Climate change-induced early warm temperatures and extremely dry soils have further depleted the expected runoff water from the Sierra-Cascade snowpack, most of which is at 9% of normal for this date. That’s resulted in historic and unanticipated reductions in the amount of water flowing to major reservoirs, especially in Klamath River, Sacramento-San Joaquin Delta and Tulare Lake Watershed counties.
The state’s largest reservoir, Shasta, is, even before summer, at 56% of average, according to state numbers.
Just last week, the National Resources Defense Council called on the state to release more water from the Shasta Dam so that “this year’s population of endangered winter run chinook salmon eggs and fry from cooking to death in too-hot river temperatures” due to less water.
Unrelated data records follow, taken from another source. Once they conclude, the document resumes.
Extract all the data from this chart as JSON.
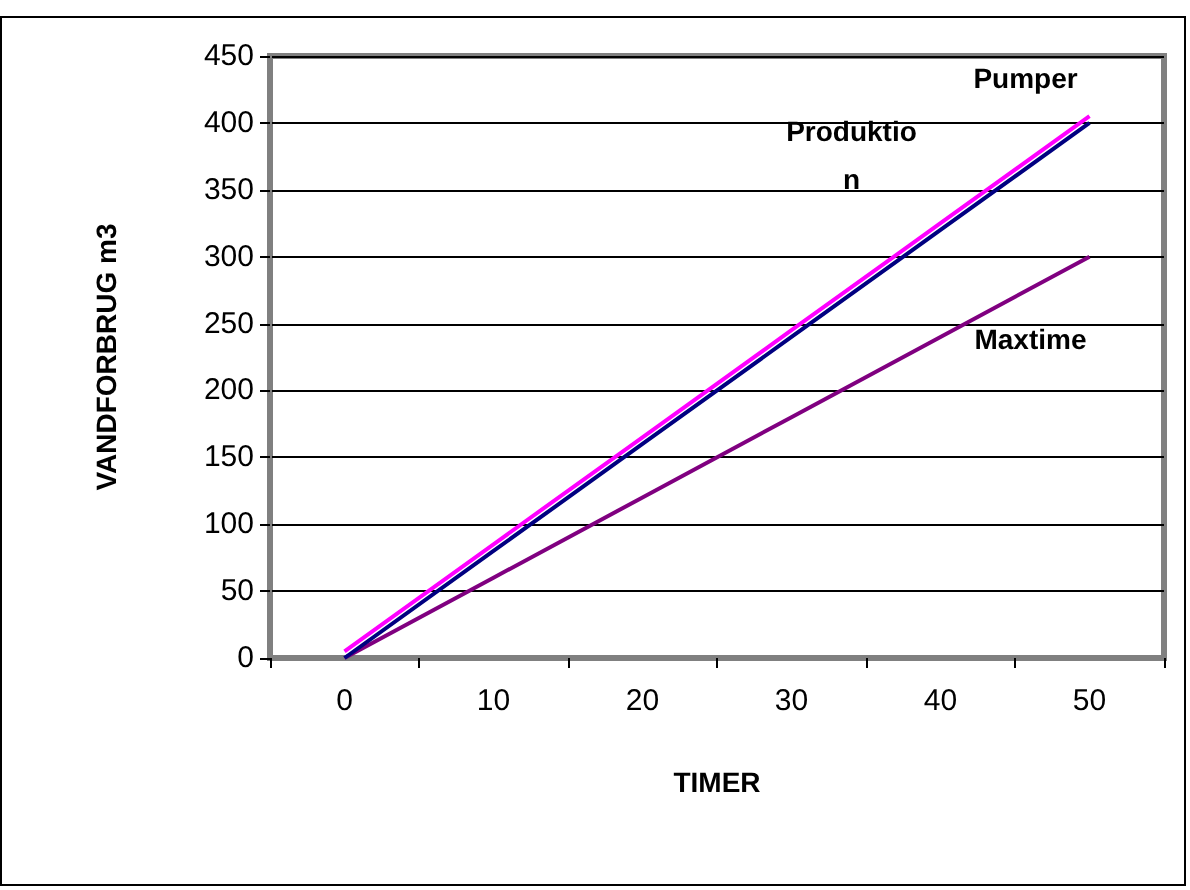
{
  "chart_data": {
    "type": "line",
    "xlabel": "TIMER",
    "ylabel": "VANDFORBRUG m3",
    "categories": [
      "0",
      "10",
      "20",
      "30",
      "40",
      "50"
    ],
    "series": [
      {
        "name": "Produktion",
        "color": "#000080",
        "values": [
          0,
          80,
          160,
          240,
          320,
          400
        ]
      },
      {
        "name": "Pumper",
        "color": "#ff00ff",
        "values": [
          5,
          85,
          165,
          245,
          325,
          405
        ]
      },
      {
        "name": "Maxtime",
        "color": "#800080",
        "values": [
          0,
          60,
          120,
          180,
          240,
          300
        ]
      }
    ],
    "ylim": [
      0,
      450
    ],
    "yticks": [
      0,
      50,
      100,
      150,
      200,
      250,
      300,
      350,
      400,
      450
    ],
    "grid": "y",
    "legend": false,
    "marker": "none",
    "line_style": "solid"
  }
}
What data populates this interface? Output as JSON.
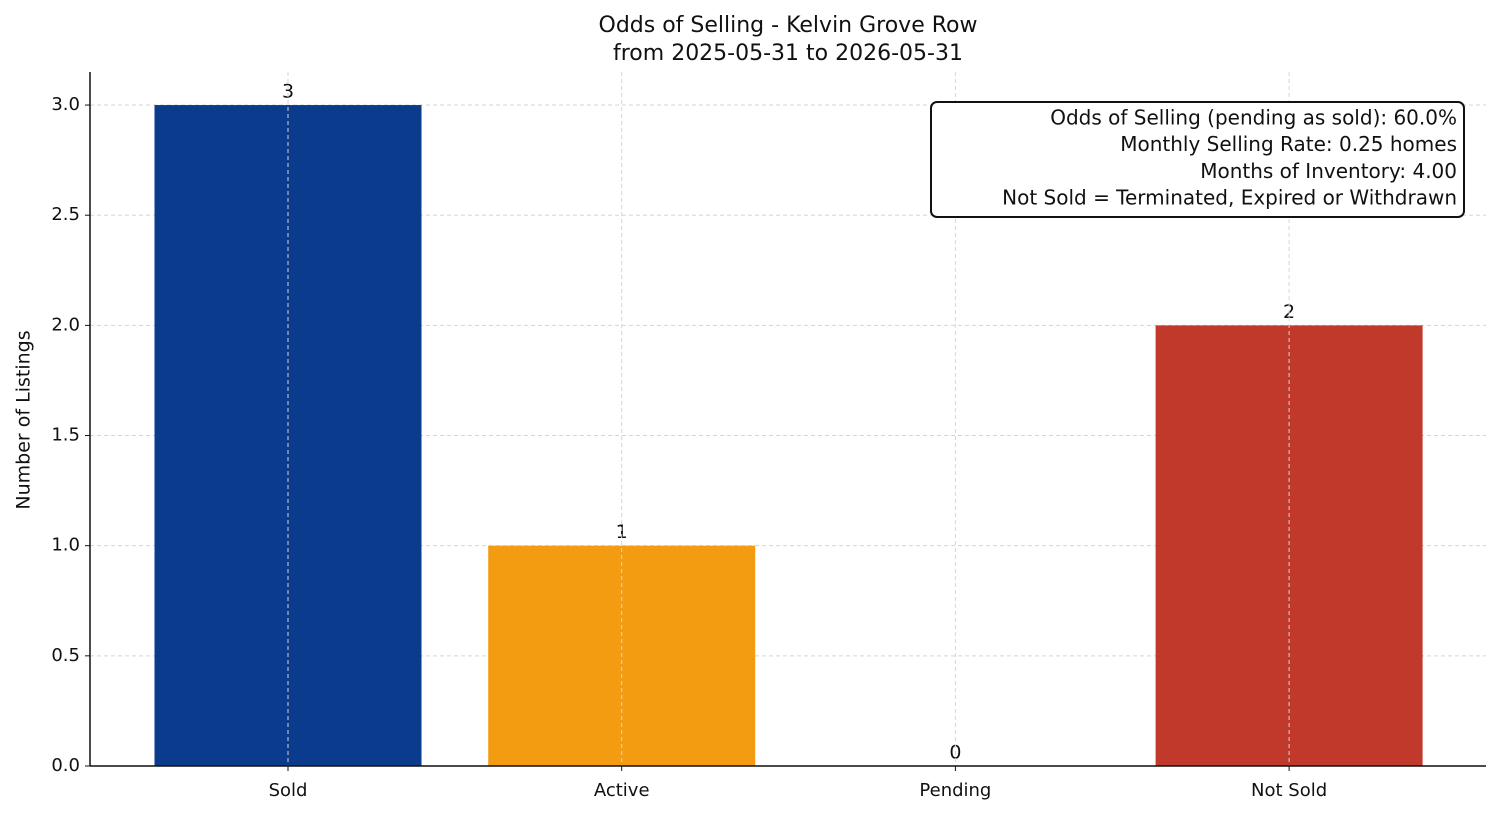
{
  "chart_data": {
    "type": "bar",
    "title": [
      "Odds of Selling - Kelvin Grove Row",
      "from 2025-05-31 to 2026-05-31"
    ],
    "ylabel": "Number of Listings",
    "categories": [
      "Sold",
      "Active",
      "Pending",
      "Not Sold"
    ],
    "values": [
      3,
      1,
      0,
      2
    ],
    "colors": [
      "#0b3b8c",
      "#f39c12",
      "#8e44ad",
      "#c0392b"
    ],
    "ylim": [
      0,
      3.15
    ],
    "yticks": [
      {
        "value": 0,
        "label": "0.0"
      },
      {
        "value": 0.5,
        "label": "0.5"
      },
      {
        "value": 1,
        "label": "1.0"
      },
      {
        "value": 1.5,
        "label": "1.5"
      },
      {
        "value": 2,
        "label": "2.0"
      },
      {
        "value": 2.5,
        "label": "2.5"
      },
      {
        "value": 3,
        "label": "3.0"
      }
    ],
    "grid": true,
    "annotation": [
      "Odds of Selling (pending as sold): 60.0%",
      "Monthly Selling Rate: 0.25 homes",
      "Months of Inventory: 4.00",
      "Not Sold = Terminated, Expired or Withdrawn"
    ]
  }
}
“If the State Water Board fails to act,” continued the NRDC, “and the U.S. Bureau of Reclamation operates Shasta Dam as it plans to this year, about 80% of endangered winter run salmon will die from temperature-dependent mortality alone.” If the board does adopt the NRDC proposal, the Bureau of Reclamation would not be permitted to drain Shasta Dam to deliver water to its irrigation contractors.
That sets up another battle in the war between the state’s environmentalists and farmers. It’s a clash that Newsom — who is facing a recall election this year — had sought to avoid by issuing his previous, lesser drought declaration.
Those conflicts are taking place in the second year of an already historic drought, after one of the driest years on record in 2020, in the aftermath of California’s worst fire season ever recorded and with 2021’s wildfires already dwarfing those seen at this point in 2020.
The governor did note that Californians have curtailed their average water use by 14% since the start of the state’s previous, five-year drought in 2012.
“With the reality of climate change abundantly clear in California, we’re taking urgent action to address acute water supply shortfalls in northern and central California while also building our water resilience to safeguard communities in the decades ahead,” said Governor Newsom. “We’re working with local officials and other partners to protect public health and safety and the environment, and call on all Californians to help meet this challenge by stepping up their efforts to save water.”
In April, the governor signed an emergency proclamation directing state agencies to take immediate action to bolster drought resilience across the state and declaring a State of Emergency in Mendocino and Sonoma counties due to severe drought conditions in the Russian River Watershed.
Notably absent are any Southern California counties where most of the state’s voters live and from which much of the state’s residential water thirst emanates. Newsom did, however, foreshadow an emergency order impacting more of the state’s residents saying, “We are likely…to increase the total number of counties.” He gave no timetable for that decision.
Monday’s drought emergency proclamation adds the following 39 counties to Newsom’s previous action: Del Norte, Humboldt, Siskiyou, Trinity, Alameda, Alpine, Amador, Butte, Calaveras, Colusa, Contra Costa, El Dorado, Fresno, Glenn, Kern, Kings, Lake, Lassen, Madera, Mariposa, Merced, Modoc, Napa, Nevada, Placer, Plumas, Sacramento, San Benito, San Joaquin, Shasta, Sierra, Solano, Stanislaus, Sutter, Tehama, Tulare, Tuolumne, Yolo and Yuba counties. Additionally, the proclamation provides new authority for the existing drought emergency announced on April 21 for Mendocino and Sonoma counties.